Sunday brunch was at “Aithrio” restaurant. The fish prices ranged from 8-16 euros. Homemade dishes, grilled meats and chicken ranged from 8-9 euros. It was a typical Tinos island waterfront tavern with cloth tablecloths. An artichoke pita was the special dish of the day. The crusty Italian bread was straight from the oven. A cheaper alternative to a tavern are the numerous snack bars doting the waterfront. I had a coffee frappe for 2 euros from “Mikrogevmata Angelo” (Angelo’s Snack Bar). Sandwiches, pizza, burgers, beverages, salads and other fast foods ranged from 1 to 5 euros. Snack bars are becoming popular in this economy. Waterfront signs said “Rent a bike and car”.
Public transportation is difficult. The Ktel bus terminal has two programs of sightseeing. For 12 euros a person, a tourist can see the main island’s villages such as St. Pelagia’s monastery, Tarampados, Pirgos, Panormos, Volax and Kolimpithra. For more information visit firstname.lastname@example.org. The Golden Star Super ferry travels to Rafina, Naxos and Mykonos. The local grocery store sold Tinos loucoumi (Turkish delight) for 2 ½ euros, half the price in mainland Greece.

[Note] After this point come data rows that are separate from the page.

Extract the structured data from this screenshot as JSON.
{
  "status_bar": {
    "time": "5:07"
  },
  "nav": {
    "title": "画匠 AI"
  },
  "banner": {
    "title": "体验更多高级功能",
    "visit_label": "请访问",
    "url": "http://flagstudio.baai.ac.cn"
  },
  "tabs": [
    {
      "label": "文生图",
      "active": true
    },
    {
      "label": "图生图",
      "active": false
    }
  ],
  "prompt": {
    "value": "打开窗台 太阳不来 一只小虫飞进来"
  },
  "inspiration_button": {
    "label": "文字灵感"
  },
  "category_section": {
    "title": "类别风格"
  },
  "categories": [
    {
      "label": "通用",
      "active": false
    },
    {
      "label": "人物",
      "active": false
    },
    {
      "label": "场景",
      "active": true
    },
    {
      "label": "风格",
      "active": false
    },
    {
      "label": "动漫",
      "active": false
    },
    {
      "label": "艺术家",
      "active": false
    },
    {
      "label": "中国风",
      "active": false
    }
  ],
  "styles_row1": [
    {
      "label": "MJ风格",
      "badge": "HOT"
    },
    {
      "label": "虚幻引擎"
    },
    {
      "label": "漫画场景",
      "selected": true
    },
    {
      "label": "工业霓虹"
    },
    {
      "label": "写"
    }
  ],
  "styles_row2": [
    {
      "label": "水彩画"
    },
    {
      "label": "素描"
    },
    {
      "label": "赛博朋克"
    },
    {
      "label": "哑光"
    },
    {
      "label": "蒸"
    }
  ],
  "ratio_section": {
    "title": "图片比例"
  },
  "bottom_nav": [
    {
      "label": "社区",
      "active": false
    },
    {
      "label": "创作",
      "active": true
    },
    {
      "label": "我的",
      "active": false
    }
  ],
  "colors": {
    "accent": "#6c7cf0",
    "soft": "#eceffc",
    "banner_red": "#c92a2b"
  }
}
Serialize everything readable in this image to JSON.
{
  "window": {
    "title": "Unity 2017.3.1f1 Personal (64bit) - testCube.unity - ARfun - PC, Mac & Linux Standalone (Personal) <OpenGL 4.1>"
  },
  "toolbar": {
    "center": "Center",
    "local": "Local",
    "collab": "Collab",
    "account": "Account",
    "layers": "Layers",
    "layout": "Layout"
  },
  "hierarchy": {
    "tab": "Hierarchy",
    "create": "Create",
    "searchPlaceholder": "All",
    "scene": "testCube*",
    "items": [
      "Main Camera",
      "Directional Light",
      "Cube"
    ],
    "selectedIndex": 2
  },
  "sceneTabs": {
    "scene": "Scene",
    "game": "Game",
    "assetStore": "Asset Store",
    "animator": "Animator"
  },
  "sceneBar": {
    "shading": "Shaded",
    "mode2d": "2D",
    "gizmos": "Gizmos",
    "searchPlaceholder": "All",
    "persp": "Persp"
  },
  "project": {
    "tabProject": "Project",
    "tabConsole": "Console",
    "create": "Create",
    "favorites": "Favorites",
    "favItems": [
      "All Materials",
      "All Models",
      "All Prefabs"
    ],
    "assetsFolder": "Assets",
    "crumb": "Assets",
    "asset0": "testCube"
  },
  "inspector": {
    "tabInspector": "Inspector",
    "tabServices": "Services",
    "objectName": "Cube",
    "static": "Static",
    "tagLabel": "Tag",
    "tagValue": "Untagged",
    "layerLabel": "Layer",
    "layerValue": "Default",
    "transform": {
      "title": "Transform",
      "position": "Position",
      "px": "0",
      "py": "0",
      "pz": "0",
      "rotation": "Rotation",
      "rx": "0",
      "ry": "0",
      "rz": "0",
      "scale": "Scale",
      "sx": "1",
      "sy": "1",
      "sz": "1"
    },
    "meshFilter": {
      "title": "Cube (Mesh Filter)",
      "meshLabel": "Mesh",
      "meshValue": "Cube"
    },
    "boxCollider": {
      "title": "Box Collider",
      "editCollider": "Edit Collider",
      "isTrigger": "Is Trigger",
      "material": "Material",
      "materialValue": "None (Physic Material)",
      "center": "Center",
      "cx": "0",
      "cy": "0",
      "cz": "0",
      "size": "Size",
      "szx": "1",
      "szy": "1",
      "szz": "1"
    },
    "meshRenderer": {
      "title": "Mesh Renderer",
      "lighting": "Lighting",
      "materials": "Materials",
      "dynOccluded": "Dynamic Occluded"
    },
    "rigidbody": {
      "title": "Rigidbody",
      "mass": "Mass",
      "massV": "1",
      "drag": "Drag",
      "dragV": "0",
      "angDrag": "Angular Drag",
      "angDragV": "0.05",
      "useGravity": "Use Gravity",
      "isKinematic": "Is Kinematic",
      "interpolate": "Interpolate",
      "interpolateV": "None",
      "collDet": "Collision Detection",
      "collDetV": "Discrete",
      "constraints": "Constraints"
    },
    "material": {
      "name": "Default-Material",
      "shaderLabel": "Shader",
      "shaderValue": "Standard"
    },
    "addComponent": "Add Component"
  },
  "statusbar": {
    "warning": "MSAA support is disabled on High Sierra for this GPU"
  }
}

Incense for blessing one’s home is expensive in New York. Numerous shops had numerous kinds of incense packets for 1 euro. Magdalini “Magda” Triantafillou, a perky proprietor of “Religious Products” on the road to “Panagia tis Tinou” at Megaloharis 29, tel. 693807-8575, sold me icons and novelties. She had rows of icons on crystals, car religious hangings crosses, religious bracelets, replicas of religious sights that were incredibly beautiful. I bought icons on wood, filakta (miniature satin squares with blessed flowers) to take home. “I was in a motorcycle accident. Praying to the ‘Panagia tis Tinou’ saved me. Her deep religious faith is exceptional. Talking to this businesswoman showed me the soul of Tinos. Her hospitality is like the PBS series of the islanders in “The Durrells in Corfu”.
What made this a great trip was Kapogiannis Tours selection of Meltemi hotel at Filatiou 3. Its location is strategic. At corner, a pilgrim/tourist sees the Evangelistria Church. I had a private room with a balcony. I had a TV, refrigerator, Wi-Fi private bathroom. There was no stress in walking to church, shopping or dining. Anna is the manager. The snack bar and dining area was gave a traveler a comfortable feeling. Traveling with a Greek tourist agency, such as Kapogiannis Tours, was economical. Traveling makes you a happier person by building self-confidence, providing new experiences and memories, and allowing you to meet people from all over the world.